This week, I am pleased to share my remarks from our wonderful 47th Annual Housing Visionary Awards Gala.
85 years ago, this summer, the First Lady of the United States, Eleanor Roosevelt, joined us at
our inaugural Policy Conference at the Willard Hotel
, just a few blocks from here. The following day, a delegation from NHC would meet with her and the President to discuss housing priorities. It was a standard of achievement we have never surpassed. Not yet, anyway.
At our inaugural policy conference, Mrs. Roosevelt called upon us to build public-private partnerships to clear away dangerous housing units, many of which had no running water or electricity, and build quality, affordable housing in its place. Government could not do everything, she said, and the private sector must help solve the housing crisis.
She was joined by Interior Secretary Harold Ickes, the father of the New Deal, who declared “we must have, attractive low-cost housing” for the poor, most of whom lived in tenements and shotgun shacks without electricity or running water. And for those in the growing working poor, he said, we must also provide homes “with a little plot of ground… adapted to their desires and to their ability to pay.”
The year before they had succeeded in including nearly $2 billion, adjusted for inflation, for housing construction as part of the National Industrial Recovery Act – America’s first modern infrastructure legislation. But they were not satisfied, not by a longshot. In the next three years, we would work together to lay the foundation of the modern housing finance system and build tens of thousands of units of public housing.
We are their heirs, and like them, we share their sense of duty, their frustration over a job incomplete, and their passion to finish it. Because ten years after the cataclysm known as the Great Recession, far too many people are worse off than they were twenty years ago. Only a few statistics are needed to tell the story.
- The black homeownership rate is lower today than it was in 1968, when housing discrimination was legal.
- One in five Millennials live at home with their parents, despite the best job market for their age cohort since the Korean War, when ten percent of them were in Korea, and
- Half of America’s renters are rent burdened. More than twice as many as fifty years ago.
Our new housing crisis is supply driven. We simply don’t build enough affordable homes. In the three years following the beginning of the Great Recession, we experienced an 80 percent drop in single family housing production. And each year since, we have failed to come close to our housing production needs. More than seven million homes – never built – in the 10 years since 2009. We also have a shortage of 7 million more of units of affordable rental housing units. And each year, we get further behind.
Housing is a continuum. The fewer homeowners, the more renters and the more renters, the more rents rise. Everybody loses when we fail to work together. But when we address our housing shortage holistically, we can all win.

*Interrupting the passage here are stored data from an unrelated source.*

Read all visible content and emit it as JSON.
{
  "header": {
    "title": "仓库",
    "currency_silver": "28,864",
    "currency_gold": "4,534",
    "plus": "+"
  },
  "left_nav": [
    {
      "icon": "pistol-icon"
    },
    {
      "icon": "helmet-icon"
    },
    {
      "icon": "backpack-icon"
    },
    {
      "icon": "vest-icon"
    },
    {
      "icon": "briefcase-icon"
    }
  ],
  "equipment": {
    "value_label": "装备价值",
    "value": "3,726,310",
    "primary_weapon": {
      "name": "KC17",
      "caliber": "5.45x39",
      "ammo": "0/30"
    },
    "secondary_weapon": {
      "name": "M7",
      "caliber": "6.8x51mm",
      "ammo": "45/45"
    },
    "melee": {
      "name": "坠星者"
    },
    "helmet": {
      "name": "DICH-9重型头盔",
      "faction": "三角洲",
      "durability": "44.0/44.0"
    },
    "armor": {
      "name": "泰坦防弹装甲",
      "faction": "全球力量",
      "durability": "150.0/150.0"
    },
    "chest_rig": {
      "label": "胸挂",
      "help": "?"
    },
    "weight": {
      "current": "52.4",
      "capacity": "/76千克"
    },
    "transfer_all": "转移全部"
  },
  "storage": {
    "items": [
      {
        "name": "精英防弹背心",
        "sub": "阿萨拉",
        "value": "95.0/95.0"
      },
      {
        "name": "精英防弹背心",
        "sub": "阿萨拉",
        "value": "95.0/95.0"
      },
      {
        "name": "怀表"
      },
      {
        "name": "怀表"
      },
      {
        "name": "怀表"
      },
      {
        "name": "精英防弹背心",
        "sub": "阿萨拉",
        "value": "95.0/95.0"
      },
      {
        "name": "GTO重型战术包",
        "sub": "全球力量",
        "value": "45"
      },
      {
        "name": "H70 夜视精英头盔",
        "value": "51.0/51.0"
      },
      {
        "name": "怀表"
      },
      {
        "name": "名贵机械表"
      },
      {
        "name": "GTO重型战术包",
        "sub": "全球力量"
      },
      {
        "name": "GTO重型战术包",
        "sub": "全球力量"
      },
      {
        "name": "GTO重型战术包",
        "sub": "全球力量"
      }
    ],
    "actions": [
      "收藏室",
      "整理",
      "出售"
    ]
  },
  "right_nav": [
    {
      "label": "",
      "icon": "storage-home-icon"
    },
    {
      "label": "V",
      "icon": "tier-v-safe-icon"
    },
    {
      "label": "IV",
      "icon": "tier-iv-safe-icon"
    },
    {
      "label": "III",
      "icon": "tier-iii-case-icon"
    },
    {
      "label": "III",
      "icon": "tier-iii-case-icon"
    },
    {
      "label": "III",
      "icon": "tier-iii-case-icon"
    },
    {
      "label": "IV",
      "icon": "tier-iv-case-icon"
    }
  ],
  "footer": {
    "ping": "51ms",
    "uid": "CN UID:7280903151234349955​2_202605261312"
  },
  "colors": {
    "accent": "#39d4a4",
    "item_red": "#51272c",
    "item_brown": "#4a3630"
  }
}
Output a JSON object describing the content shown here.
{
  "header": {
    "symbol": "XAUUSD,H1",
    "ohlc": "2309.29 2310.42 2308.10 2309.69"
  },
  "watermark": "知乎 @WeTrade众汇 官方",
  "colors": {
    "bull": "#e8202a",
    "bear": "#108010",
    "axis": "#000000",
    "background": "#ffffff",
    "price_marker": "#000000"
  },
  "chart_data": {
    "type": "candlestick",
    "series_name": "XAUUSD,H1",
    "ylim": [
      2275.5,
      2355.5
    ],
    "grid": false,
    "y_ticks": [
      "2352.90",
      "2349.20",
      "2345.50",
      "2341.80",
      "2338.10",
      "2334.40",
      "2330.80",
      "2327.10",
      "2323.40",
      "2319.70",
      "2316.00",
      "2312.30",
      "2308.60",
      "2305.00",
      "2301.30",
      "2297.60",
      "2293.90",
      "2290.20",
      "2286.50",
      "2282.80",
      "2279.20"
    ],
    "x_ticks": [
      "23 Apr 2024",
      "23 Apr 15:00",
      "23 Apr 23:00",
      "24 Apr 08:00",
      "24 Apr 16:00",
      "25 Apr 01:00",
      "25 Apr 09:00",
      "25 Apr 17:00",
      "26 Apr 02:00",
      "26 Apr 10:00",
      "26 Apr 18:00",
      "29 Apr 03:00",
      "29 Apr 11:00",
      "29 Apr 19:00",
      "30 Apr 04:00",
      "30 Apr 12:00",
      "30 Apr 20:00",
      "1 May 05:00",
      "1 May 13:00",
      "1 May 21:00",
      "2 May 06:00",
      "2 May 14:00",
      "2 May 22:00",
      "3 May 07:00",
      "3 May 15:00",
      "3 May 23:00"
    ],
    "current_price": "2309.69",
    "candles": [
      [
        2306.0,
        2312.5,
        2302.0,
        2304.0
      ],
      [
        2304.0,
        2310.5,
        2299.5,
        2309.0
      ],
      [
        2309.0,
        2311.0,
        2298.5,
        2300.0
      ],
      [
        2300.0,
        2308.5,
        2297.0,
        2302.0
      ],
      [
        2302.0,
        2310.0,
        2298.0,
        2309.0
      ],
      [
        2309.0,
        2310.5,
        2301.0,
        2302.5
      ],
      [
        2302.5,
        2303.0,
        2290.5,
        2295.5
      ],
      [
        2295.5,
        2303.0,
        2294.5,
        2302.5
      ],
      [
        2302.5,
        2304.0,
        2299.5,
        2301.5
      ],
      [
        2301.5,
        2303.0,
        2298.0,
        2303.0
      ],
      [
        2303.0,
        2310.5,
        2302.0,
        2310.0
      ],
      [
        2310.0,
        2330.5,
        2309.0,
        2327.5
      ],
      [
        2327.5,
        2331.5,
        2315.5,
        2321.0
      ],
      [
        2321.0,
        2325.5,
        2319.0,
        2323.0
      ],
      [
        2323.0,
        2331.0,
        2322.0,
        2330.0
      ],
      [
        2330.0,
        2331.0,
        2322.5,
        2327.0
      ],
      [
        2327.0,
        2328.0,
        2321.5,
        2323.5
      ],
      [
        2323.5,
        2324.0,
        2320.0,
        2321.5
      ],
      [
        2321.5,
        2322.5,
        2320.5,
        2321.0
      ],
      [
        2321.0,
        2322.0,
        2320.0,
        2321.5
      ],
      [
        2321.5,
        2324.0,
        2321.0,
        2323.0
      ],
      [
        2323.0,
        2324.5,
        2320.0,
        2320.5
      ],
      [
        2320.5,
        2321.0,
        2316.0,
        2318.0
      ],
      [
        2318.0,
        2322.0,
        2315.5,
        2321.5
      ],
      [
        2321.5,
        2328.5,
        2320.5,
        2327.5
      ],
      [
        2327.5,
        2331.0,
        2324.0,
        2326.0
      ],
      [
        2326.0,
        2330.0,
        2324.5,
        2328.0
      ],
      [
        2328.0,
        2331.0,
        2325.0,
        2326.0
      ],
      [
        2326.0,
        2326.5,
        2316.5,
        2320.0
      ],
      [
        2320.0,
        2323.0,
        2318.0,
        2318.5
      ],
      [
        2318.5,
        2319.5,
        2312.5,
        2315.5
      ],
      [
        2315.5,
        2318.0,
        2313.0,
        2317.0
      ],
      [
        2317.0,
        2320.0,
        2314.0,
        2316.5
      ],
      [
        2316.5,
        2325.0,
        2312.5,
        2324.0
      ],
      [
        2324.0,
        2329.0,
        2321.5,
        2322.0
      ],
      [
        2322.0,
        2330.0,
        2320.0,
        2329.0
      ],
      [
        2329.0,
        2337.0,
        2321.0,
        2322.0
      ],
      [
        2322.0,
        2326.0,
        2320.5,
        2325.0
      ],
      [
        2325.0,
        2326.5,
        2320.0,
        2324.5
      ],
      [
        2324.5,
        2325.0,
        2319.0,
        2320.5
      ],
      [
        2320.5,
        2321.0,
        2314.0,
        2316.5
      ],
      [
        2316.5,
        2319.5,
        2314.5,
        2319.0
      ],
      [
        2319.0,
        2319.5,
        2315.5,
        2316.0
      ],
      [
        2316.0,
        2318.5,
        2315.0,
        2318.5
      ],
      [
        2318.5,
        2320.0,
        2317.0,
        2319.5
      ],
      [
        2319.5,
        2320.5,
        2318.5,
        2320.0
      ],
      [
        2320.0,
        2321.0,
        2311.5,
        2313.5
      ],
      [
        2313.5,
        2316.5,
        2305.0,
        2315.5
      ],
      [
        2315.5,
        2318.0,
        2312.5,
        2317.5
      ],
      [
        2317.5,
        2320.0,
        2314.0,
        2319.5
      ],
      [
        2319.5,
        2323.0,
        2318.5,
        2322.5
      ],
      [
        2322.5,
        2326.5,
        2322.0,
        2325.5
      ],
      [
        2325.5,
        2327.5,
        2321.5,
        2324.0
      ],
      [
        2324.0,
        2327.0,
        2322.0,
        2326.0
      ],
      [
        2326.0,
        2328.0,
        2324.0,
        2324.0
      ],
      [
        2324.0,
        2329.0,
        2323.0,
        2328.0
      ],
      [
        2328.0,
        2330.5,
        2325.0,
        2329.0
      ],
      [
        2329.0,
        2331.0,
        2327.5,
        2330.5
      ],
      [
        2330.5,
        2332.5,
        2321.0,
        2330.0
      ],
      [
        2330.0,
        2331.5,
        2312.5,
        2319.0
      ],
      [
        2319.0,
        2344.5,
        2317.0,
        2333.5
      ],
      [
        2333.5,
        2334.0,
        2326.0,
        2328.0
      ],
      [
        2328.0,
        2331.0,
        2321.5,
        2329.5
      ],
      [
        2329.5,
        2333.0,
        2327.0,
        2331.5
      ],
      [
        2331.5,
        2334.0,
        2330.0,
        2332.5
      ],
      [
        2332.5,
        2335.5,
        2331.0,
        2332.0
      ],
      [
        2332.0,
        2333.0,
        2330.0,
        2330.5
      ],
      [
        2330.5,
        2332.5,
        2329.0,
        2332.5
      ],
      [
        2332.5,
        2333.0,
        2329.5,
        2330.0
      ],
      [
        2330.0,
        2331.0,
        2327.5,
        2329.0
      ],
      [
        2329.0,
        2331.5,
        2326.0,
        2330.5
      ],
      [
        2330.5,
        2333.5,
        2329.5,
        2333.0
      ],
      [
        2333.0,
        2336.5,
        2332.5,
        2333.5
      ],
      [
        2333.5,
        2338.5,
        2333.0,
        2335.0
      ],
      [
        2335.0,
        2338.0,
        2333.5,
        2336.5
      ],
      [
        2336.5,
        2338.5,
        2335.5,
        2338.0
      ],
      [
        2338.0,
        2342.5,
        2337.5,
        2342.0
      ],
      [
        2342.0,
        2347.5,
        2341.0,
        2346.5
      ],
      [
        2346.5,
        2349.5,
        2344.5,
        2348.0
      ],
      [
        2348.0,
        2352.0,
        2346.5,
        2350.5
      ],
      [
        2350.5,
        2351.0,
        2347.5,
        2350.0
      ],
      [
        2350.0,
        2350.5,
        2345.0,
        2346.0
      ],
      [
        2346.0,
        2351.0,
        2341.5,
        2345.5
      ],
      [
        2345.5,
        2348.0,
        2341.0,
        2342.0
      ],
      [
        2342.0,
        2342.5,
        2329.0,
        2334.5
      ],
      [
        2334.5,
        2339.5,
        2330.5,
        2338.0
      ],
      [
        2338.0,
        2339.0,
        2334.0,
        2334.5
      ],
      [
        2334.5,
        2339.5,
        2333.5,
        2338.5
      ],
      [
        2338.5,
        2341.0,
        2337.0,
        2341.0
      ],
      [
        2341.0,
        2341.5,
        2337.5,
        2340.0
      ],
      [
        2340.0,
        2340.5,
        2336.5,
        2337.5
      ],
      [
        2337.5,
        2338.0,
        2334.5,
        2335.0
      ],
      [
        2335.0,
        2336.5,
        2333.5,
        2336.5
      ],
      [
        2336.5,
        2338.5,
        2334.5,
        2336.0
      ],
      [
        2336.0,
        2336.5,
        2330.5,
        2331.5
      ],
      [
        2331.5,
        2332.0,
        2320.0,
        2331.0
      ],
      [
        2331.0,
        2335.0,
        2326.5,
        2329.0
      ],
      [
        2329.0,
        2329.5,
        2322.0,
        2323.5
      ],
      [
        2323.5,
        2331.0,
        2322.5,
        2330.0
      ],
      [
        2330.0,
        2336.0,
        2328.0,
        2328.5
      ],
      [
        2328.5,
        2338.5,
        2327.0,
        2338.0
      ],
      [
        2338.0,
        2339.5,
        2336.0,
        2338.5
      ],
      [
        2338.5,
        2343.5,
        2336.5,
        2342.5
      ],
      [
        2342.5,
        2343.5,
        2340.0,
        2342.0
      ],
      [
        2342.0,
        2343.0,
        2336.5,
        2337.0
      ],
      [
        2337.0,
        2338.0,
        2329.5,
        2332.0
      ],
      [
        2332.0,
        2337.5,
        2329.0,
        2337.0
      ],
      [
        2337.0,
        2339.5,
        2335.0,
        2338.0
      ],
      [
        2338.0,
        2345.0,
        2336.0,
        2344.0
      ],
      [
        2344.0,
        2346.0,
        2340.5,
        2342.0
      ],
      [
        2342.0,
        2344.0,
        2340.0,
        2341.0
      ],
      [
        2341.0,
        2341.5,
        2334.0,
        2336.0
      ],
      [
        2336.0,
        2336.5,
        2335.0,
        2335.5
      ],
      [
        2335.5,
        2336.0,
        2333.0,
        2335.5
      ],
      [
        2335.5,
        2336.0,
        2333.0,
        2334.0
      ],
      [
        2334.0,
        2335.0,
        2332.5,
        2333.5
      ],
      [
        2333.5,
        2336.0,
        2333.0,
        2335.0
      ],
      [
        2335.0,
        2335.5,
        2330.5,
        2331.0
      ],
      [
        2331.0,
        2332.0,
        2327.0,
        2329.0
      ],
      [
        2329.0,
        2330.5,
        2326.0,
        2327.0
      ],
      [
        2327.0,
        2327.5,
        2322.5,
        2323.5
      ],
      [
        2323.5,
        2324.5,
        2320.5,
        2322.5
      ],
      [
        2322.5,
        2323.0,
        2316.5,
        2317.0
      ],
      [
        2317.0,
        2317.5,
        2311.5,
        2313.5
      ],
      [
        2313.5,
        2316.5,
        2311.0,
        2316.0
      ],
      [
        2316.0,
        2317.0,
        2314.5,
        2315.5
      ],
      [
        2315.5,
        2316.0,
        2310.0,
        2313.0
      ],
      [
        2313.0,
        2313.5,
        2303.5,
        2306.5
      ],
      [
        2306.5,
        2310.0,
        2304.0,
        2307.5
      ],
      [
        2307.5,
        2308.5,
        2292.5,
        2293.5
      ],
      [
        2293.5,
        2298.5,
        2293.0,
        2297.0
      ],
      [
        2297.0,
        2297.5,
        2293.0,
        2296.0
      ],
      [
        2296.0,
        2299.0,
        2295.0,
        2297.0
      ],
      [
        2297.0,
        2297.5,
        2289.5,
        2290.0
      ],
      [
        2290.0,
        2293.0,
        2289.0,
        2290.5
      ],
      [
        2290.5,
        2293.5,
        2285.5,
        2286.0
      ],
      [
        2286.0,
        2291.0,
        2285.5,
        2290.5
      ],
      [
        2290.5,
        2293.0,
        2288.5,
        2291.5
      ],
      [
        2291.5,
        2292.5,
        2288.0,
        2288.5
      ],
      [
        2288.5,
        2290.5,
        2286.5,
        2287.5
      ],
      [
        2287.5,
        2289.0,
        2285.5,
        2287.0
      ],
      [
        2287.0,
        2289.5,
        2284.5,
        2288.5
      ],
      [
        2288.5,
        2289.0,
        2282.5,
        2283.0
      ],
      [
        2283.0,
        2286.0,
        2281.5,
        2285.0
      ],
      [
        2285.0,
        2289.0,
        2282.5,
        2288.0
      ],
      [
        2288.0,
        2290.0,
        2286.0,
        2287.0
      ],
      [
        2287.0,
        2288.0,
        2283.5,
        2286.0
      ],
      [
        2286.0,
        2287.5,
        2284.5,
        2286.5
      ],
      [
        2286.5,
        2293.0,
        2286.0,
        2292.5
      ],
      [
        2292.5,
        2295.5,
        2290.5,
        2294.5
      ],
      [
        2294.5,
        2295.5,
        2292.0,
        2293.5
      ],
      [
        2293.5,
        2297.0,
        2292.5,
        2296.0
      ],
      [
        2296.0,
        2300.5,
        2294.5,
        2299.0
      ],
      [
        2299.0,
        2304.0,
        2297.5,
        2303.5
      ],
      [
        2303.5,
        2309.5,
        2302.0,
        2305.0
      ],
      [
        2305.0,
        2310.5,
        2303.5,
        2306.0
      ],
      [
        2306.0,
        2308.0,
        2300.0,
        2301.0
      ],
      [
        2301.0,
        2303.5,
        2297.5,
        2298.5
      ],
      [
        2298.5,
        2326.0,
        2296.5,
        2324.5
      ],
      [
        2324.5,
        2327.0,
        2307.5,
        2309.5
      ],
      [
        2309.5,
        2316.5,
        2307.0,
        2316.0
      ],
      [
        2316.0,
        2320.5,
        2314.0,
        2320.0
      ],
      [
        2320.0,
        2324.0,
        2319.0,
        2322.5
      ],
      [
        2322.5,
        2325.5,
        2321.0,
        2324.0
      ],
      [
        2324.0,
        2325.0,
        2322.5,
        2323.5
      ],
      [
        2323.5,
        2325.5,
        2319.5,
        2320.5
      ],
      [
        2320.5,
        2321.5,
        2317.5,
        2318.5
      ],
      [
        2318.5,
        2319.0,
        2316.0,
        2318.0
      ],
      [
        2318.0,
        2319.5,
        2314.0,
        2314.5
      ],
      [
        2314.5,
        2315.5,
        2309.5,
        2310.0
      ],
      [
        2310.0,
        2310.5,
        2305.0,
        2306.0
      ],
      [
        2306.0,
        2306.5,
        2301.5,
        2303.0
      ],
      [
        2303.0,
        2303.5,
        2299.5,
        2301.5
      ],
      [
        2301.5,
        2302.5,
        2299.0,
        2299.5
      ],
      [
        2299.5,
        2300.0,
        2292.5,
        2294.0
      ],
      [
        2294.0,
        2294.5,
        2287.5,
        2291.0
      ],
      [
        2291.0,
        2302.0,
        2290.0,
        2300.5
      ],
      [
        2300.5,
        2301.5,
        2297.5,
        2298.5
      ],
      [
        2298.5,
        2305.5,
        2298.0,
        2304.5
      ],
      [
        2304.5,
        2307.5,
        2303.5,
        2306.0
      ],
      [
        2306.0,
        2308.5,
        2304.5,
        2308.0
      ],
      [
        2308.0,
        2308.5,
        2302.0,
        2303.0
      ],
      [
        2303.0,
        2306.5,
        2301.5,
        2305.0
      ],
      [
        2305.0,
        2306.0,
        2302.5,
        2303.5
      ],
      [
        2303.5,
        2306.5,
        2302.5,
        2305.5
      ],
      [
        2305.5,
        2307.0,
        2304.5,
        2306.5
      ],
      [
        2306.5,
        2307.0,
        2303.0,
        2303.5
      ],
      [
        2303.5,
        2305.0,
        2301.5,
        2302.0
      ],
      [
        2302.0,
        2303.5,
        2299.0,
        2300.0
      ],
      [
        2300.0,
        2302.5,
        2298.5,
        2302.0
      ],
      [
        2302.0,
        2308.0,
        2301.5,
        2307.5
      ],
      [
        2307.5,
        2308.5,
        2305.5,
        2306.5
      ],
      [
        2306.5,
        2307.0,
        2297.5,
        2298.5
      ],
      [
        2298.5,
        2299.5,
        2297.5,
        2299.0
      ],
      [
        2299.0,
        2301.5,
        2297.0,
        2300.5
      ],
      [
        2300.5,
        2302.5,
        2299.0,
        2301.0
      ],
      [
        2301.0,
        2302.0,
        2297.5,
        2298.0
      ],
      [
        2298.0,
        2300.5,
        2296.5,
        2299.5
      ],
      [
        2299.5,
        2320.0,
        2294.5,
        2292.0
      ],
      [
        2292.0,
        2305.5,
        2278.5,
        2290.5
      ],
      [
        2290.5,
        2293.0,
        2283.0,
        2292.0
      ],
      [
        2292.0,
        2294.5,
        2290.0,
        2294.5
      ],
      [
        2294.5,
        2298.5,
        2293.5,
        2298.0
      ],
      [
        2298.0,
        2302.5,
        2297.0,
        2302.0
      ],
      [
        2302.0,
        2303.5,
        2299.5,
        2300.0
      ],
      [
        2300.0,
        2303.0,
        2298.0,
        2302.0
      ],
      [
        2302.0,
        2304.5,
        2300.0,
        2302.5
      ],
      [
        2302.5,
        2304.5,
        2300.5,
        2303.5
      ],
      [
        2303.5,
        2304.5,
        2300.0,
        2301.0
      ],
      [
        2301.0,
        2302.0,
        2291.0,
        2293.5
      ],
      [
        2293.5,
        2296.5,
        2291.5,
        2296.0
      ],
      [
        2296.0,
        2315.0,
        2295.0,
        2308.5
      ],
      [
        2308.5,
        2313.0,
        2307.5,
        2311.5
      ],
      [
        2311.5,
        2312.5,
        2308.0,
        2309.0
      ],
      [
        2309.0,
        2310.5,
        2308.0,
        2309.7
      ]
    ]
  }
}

This evening, we celebrate the work of bold visionaries in housing, but also of big achievers. They refused to play by the rules, and wrote new ones instead. They refused to accept obstacles in their path, building bridges to cross them. And they made a difference.
The women and men in this room are our nation’s best and brightest in every aspect of affordable housing. We have the knowledge, experience and political skills necessary to SOLVE America’s housing crisis.
What will we do?
Will we play by the rules, or write new ones?
Will we accept the obstacles in our path, or build bridges to others in our often unlikely coalition, and more importantly, beyond it?
Will we make a difference?
When we leave here, we will begin the hard work of creating a holistic national housing policy for the 21st century. A National Housing Act. With the aim of having that legislation introduced in the 117th Congress as HR 1 with bipartisan support in both the House and the Senate and whomever is in the White House. HR 1 in 2021. That is our goal, and that will be our legacy when it is signed into law.
This summer, we will begin to meet and sketch out the framework of this once in a lifetime opportunity, to change the world we live in for the better. This fall, we will build our case and refine our policies, and next year, we will build support for comprehensive housing and community development reform. I believe we can succeed in this work if we work together. But I know that regardless of what we do, one year from tonight, more of our fellow Americans will struggle to pay their rent, or own a home, or climb out of a parked car or tent, and go to work.
Tonight, we recognize men and women who re-wrote the rules, managed the risks and bet big on a vision for their communities and their country. If we do the same, we will succeed in our mission to create an America where everyone has an equal opportunity to live in a quality, affordable home in a thriving community.